The short boxed beard is one of the most classic short hair beard styles going, and it’s a great look for those who have good levels of facial coverage and a thick beard in general. The nice thing about it is that, for all its ruggedness, this full-face beard can also work in formal settings, as it takes a simple, grown-out beard and defines it with sharp edges around the jawline for a striking look.

A good short boxed beard is all about the neckline and the cheeks; if you can keep a sharp neckline with a strong, angular top-line and rigid cheek lines that taper in an almost straight line towards the mouth, then you’ll have a great-looking boxed beard all week long. Trimming is also key, as a good boxed beard needs to remain at a consistent length of around ½ an inch to 1 inch to stay looking fresh.

Mutton Chops


If you’re after something slightly different, then a really fun take on chin strap beard styles is the ‘mutton chops’ look. So-called because it looks like a pair of lambchops on your face, this style is defined by a pair of thick sideburns that extend all the way down to the lower cheeks with a clean-shaven or stubble gap separating them at the chin.

These chops look great by themselves, or you can connect them with a handlebar mustache for a classic biker look. And don’t go thinking this is just a novelty beard style; you only have to recall Hugh Jackman’s Wolverine to remember how good it can look on the right guy. By experimenting with stubble mustaches and stubble around the chin, you can turn the mutton chops into a great-looking short beard style.

Little Effort


The so-called ‘little effort’ is essentially the same as the 5 o’clock shadow, only this time around, you’ll want to let the beard grow out around your neck too. Then the only thing to do is keep it cropped nice and short, as otherwise you risk veering into totally unkempt territory. This is an easy, casual beard style and proves that letting your beard grow out in its natural shape isn’t always a bad thing – so long as you’re able to keep it well-maintained along the way.

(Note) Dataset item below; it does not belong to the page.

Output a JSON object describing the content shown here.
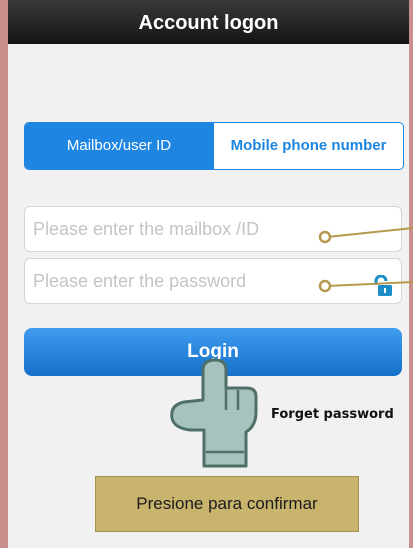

This is one of those short beard styles for men who love the look of a short beard but want to let their hair grow out a little longer without having to trim it constantly. The idea here is to make a longer beard look short by brushing it all in the same direction while maintaining sharp cheek lines like those you’d find in any common short beard style.

This is easy enough to achieve with a good brush and frequent maintenance and washing, but it can also help to have a good pair of beard straighteners on hand if you’re someone with more bristly or curly hair. When done properly, this style gives your beard a silky, well-groomed look.

Chin Strap


Last but not least, we have the classic chin strap. The easiest of chin beard styles to create, the chinstrap is a simple chin and jaw-only beard that you can achieve simply by linking up very thin ½ inch – 1-inch sideburns with a slightly thicker strap beard along the jawline and chin. You can either blend this up into a soul patch or stubble mustache for a more mouth-focused beard or keep everything else clean-shaven and leave the outer shadow to emphasize your jawline. The silhouetted nature of this look is also part of what makes it a great choice of black beard styles.